Sin embargo, hubo unos segundos más de duda con respecto al resultado. Mientras el «restablecedor de ritmo» estimulaba el corazón haciéndolo contraer a un ritmo fuerte, empezó el herido a dar muestras de un cambio impresionante.

La dilatación de las venas del cuello, que fue lo primero que advirtió a Marisa de lo que ocurría, desapareció súbitamente mientras que el corazón, habiendo perdido la mayor parte de la sangre que lo había sofocado en el saco pericardial, encontró espacio para realizar otra vez sus funciones y la circulación se restableció normalmente. Con una dosis adecuada de oxígeno que era bombeada ahora a los pulmones, se establecía en éstos la relación normal con la sangre. Las vetas de color violáceo de la parte superior del tórax, cuello y rostro empezaron a adquirir el matiz rosado propio de la oxigenación normal.
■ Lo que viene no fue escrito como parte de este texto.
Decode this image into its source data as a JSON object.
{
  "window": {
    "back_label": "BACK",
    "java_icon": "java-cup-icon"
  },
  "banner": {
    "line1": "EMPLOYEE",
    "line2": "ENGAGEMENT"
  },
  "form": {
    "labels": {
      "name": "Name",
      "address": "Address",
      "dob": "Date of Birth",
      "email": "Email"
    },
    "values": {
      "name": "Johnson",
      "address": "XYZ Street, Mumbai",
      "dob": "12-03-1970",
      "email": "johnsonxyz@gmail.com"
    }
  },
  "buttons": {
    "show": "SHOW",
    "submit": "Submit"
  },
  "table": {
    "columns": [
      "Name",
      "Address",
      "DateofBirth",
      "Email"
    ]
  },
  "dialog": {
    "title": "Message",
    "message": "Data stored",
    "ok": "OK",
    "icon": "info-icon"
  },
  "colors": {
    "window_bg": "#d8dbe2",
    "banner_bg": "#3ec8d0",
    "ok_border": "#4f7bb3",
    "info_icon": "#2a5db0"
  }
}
—¡Es un milagro! —exclamó uno de los internos que estaba observando.

—¡Todavía no! —le corrigió Dieter—. Su corazón se contrae, sus pulmones se inflan y desinflan, el oxígeno se comunica con la sangre, pero sólo podemos hacer que un cadáver recobre los movimientos vitales…

Cesó de hablar en el momento en que el ritmo de la válvula del «dispositivo de reanimación» cambió de improviso. Desde que el interno había puesto en marcha el mecanismo, el firme cliqueteo de la válvula, inflando alternativamente los pulmones del herido y dejando escapar el aire, no había cambiado. Ahora, de repente, el intervalo entre los golpecitos se había acortado y comenzaba a ser irregular, señal inequívoca de que el paciente empezaba a respirar por sí mismo, cambiando el ritmo de la válvula al oponer la fuerza de su propia respiración a la de la máquina.

—¡Respira! ¡Vive! —exclamó Dieter—. ¡La felicito, doctora Feldman! ¡Ha provocado usted una resurrección!